There is certainly a case for funding additional academic support for those students without full access to online or face-to-face schooling over the past year. I am in no doubt that our expert school leaders and teachers, if encouraged, entrusted and empowered, will provide the appropriate support and intervention to ensure that the boats these students find themselves in do not sink beneath the waves.

But is that the only ‘catch-up’ we should be considering?

What about those who have either been in school or taught online … who do they have to catch up with? The boats of their predecessors? Those ships have sailed and it is nonsense to suggest that the role of catch-up is to bring students back on track with pre-pandemic expected levels of knowledge, curriculum content, study areas and assessment.

Students may not have made the same progress with their education over the past year as they would have done if they had physically been in school. That is a given. It must be accepted that this cannot be reversed and no amount of ‘catch-up’ can solve this issue. 

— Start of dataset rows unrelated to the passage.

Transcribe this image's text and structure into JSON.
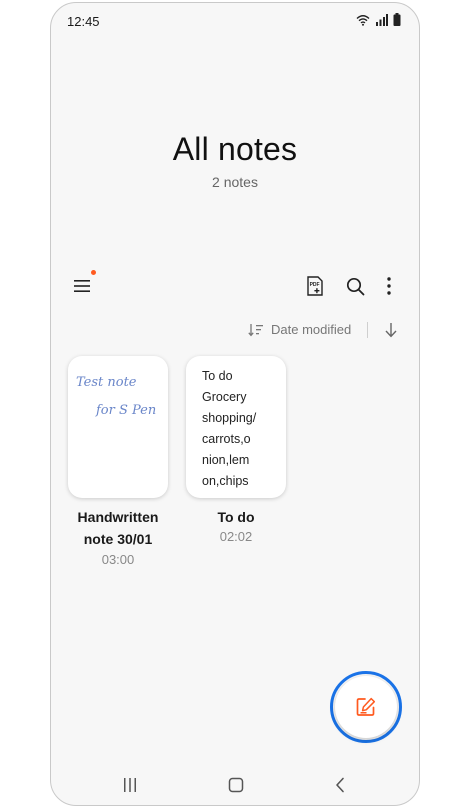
{
  "status_bar": {
    "time": "12:45",
    "icons": [
      "wifi-icon",
      "signal-icon",
      "battery-icon"
    ]
  },
  "header": {
    "title": "All notes",
    "subtitle": "2 notes"
  },
  "toolbar": {
    "icons": [
      "menu-icon",
      "pdf-add-icon",
      "search-icon",
      "more-options-icon"
    ],
    "menu_has_notification": true
  },
  "sort": {
    "label": "Date modified",
    "direction": "descending"
  },
  "notes": [
    {
      "title_line1": "Handwritten",
      "title_line2": "note 30/01",
      "time": "03:00",
      "handwriting_line1": "Test note",
      "handwriting_line2": "for S Pen"
    },
    {
      "title": "To do",
      "time": "02:02",
      "preview": "To do\nGrocery\nshopping/\ncarrots,o\nnion,lem\non,chips"
    }
  ],
  "fab": {
    "icon": "compose-note-icon"
  },
  "nav": {
    "icons": [
      "recent-apps-icon",
      "home-icon",
      "back-icon"
    ]
  },
  "colors": {
    "accent": "#ff5a1f",
    "highlight_ring": "#1a73e8",
    "handwriting": "#6a86c9"
  }
}
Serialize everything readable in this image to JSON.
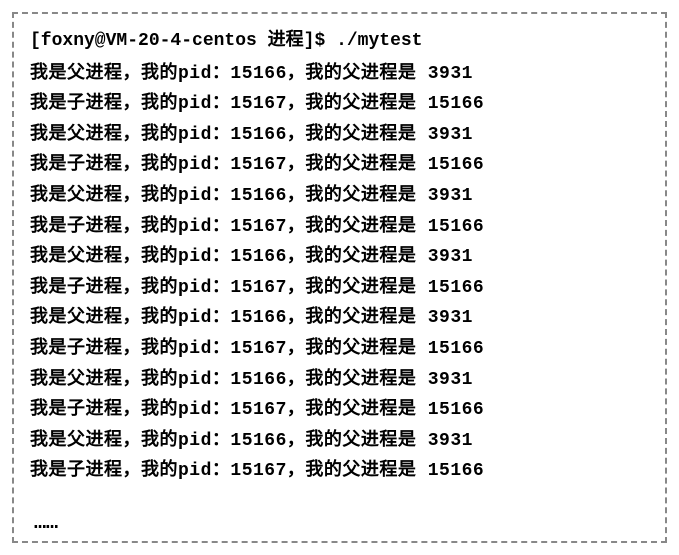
{
  "prompt": {
    "user_host": "[foxny@VM-20-4-centos 进程]$",
    "command": "./mytest"
  },
  "output_template": {
    "parent_prefix": "我是父进程，我的pid：",
    "child_prefix": "我是子进程，我的pid：",
    "middle": "，我的父进程是 "
  },
  "lines": [
    {
      "type": "parent",
      "pid": "15166",
      "ppid": "3931"
    },
    {
      "type": "child",
      "pid": "15167",
      "ppid": "15166"
    },
    {
      "type": "parent",
      "pid": "15166",
      "ppid": "3931"
    },
    {
      "type": "child",
      "pid": "15167",
      "ppid": "15166"
    },
    {
      "type": "parent",
      "pid": "15166",
      "ppid": "3931"
    },
    {
      "type": "child",
      "pid": "15167",
      "ppid": "15166"
    },
    {
      "type": "parent",
      "pid": "15166",
      "ppid": "3931"
    },
    {
      "type": "child",
      "pid": "15167",
      "ppid": "15166"
    },
    {
      "type": "parent",
      "pid": "15166",
      "ppid": "3931"
    },
    {
      "type": "child",
      "pid": "15167",
      "ppid": "15166"
    },
    {
      "type": "parent",
      "pid": "15166",
      "ppid": "3931"
    },
    {
      "type": "child",
      "pid": "15167",
      "ppid": "15166"
    },
    {
      "type": "parent",
      "pid": "15166",
      "ppid": "3931"
    },
    {
      "type": "child",
      "pid": "15167",
      "ppid": "15166"
    }
  ],
  "ellipsis": "……"
}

On the other hand, some students may have found their voice in the online world due to some of the disruptive elements normally seen in the classroom, not being present.

In our online workshops, students are asked the question, ‘What do you most look forward to when you return to school?’ The majority respond in the same way – ’talking to my friends … it’s not the same online …’

This is the real catch-up that we all need.

To see friends. To socialise and talk to one another. To spend time together and feel the buzz of human interaction. To have a daily routine, a sense or normality and hope for the future.

‘Catch-up’ can align the boats to face the future with an improved degree of parity, but the Covid storm has happened and we can’t do anything to change that.